Question

Using Input Samples in ChIP-seq Differential Analysis (csaw/edgeR)

1

Entering edit mode

ATpoint ★ 4.8k

@atpoint-13662

Last seen 1 day ago

Germany

The setup: ChIP-seq for histone marks in two closely-related cell lines which represent certain developmental stages.

The problem: We know from cytogenetics that one of the cell lines has genetic anomalies such as triplicated chromosome1 (trisomy) that will/would (probably) increase the counts originating from peaks at that chromosome by roughly 33%. Input samples (so total chromatin input) is available.

The question: What would be the current best practices using the csaw/edgeR framework to correct for systematic differences in input abundances such as this one caused by trisomy-1? The most straight-forward approach would be to test interactions such as (ChIP1 - Input 1) - (ChIP2 - Input2) but as the input library composition is strikingly different from the ChIP samples the underlying assumptions will probably be violated. So far I would normalize the data using the 10kb-bin strategy suggested in csaw to account for the compositional changes.

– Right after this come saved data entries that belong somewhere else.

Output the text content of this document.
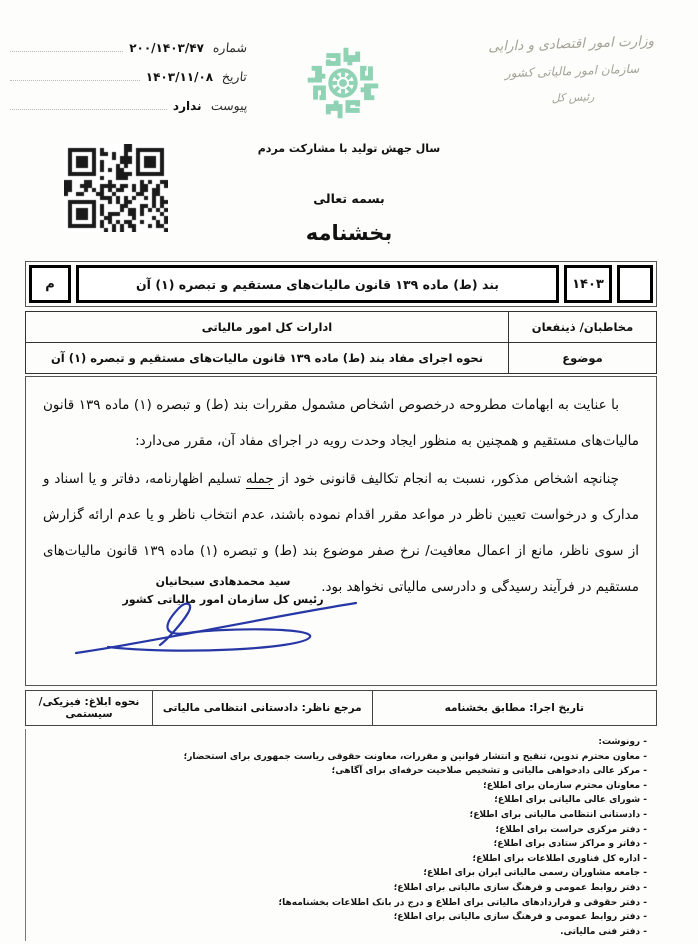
شماره
۲۰۰/۱۴۰۳/۴۷
تاریخ
۱۴۰۳/۱۱/۰۸
پیوست
ندارد
وزارت امور اقتصادی و دارایی
سازمان امور مالیاتی کشور
رئیس کل
سال جهش تولید با مشارکت مردم
بسمه تعالی
بخشنامه
۱۴۰۳
بند (ط) ماده ۱۳۹ قانون مالیات‌های مستقیم و تبصره (۱) آن
م
مخاطبان/ ذینفعان
ادارات کل امور مالیاتی
موضوع
نحوه اجرای مفاد بند (ط) ماده ۱۳۹ قانون مالیات‌های مستقیم و تبصره (۱) آن

با عنایت به ابهامات مطروحه درخصوص اشخاص مشمول مقررات بند (ط) و تبصره (۱) ماده ۱۳۹ قانون مالیات‌های مستقیم و همچنین به منظور ایجاد وحدت رویه در اجرای مفاد آن، مقرر می‌دارد:

چنانچه اشخاص مذکور، نسبت به انجام تکالیف قانونی خود از جمله تسلیم اظهارنامه، دفاتر و یا اسناد و مدارک و درخواست تعیین ناظر در مواعد مقرر اقدام نموده باشند، عدم انتخاب ناظر و یا عدم ارائه گزارش از سوی ناظر، مانع از اعمال معافیت/ نرخ صفر موضوع بند (ط) و تبصره (۱) ماده ۱۳۹ قانون مالیات‌های مستقیم در فرآیند رسیدگی و دادرسی مالیاتی نخواهد بود.

سید محمدهادی سبحانیان
رئیس کل سازمان امور مالیاتی کشور
تاریخ اجرا: مطابق بخشنامه
مرجع ناظر: دادستانی انتظامی مالیاتی
نحوه ابلاغ: فیزیکی/سیستمی
- رونوشت:
- معاون محترم تدوین، تنقیح و انتشار قوانین و مقررات، معاونت حقوقی ریاست جمهوری برای استحضار؛
- مرکز عالی دادخواهی مالیاتی و تشخیص صلاحیت حرفه‌ای برای آگاهی؛
- معاونان محترم سازمان برای اطلاع؛
- شورای عالی مالیاتی برای اطلاع؛
- دادستانی انتظامی مالیاتی برای اطلاع؛
- دفتر مرکزی حراست برای اطلاع؛
- دفاتر و مراکز ستادی برای اطلاع؛
- اداره کل فناوری اطلاعات برای اطلاع؛
- جامعه مشاوران رسمی مالیاتی ایران برای اطلاع؛
- دفتر روابط عمومی و فرهنگ سازی مالیاتی برای اطلاع؛
- دفتر حقوقی و قراردادهای مالیاتی برای اطلاع و درج در بانک اطلاعات بخشنامه‌ها؛
- دفتر روابط عمومی و فرهنگ سازی مالیاتی برای اطلاع؛
- دفتر فنی مالیاتی.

In this thread (https://support.bioconductor.org/p/82099/) it was suggested to ignore problematic regions but as here we are talking about an entire chromosome this is not an option.

Your opinions are appreciated.

csaw chip-seq • 1.3k views

ADD COMMENT • link updated 5.4 years ago by Aaron Lun ★ 28k • written 5.4 years ago by ATpoint ★ 4.8k

score 1 · Answer 1 · 2019-12-18

The simplest strategy is just to analyze the affected chromosome separately. As in, literally subset your SummarizedExperiment object so that it only contains windows in the affected chromosome, and perform the entire analysis on that SE object separate from the windows for the other chromosomes. (Up until you get p-values for each window, then you can stitch the data frames back together before you run combineTests.) This allows the normalization machinery to pick up on the systematic difference in coverage in the bins, thus accounting for the difference in chromosome copy number. Even for just one chromosome, you should still have loads of windows with reasonable abundances, so there's still plenty of features to use for empirical Bayes shrinkage.

A more complex version of the above approach involves constructing an offset matrix. This basically involves normalizing the affected chromosome separately but then integrating the chromosome-specific size factors back into an analysis with all windows. I guess this is the more technically correct way of doing it, but it's a bit of a hassle, and it's not a particularly common use case that I've bothered to write special functions for it.

The most complicated approach would be to test an interaction. I'm not thrilled about this because the low input counts will probably cripple your detection power. Also, inputs are not particularly ChIP-like... which is the whole point if you're using them to peaks, but in this case, you're comparing the ChIP-input difference in condition to that in another condition. This assumes that the non-ChIP-ness of the input in one condition is the same as that in another condition, which seems like a stretch due to changes in chromatin state, etc.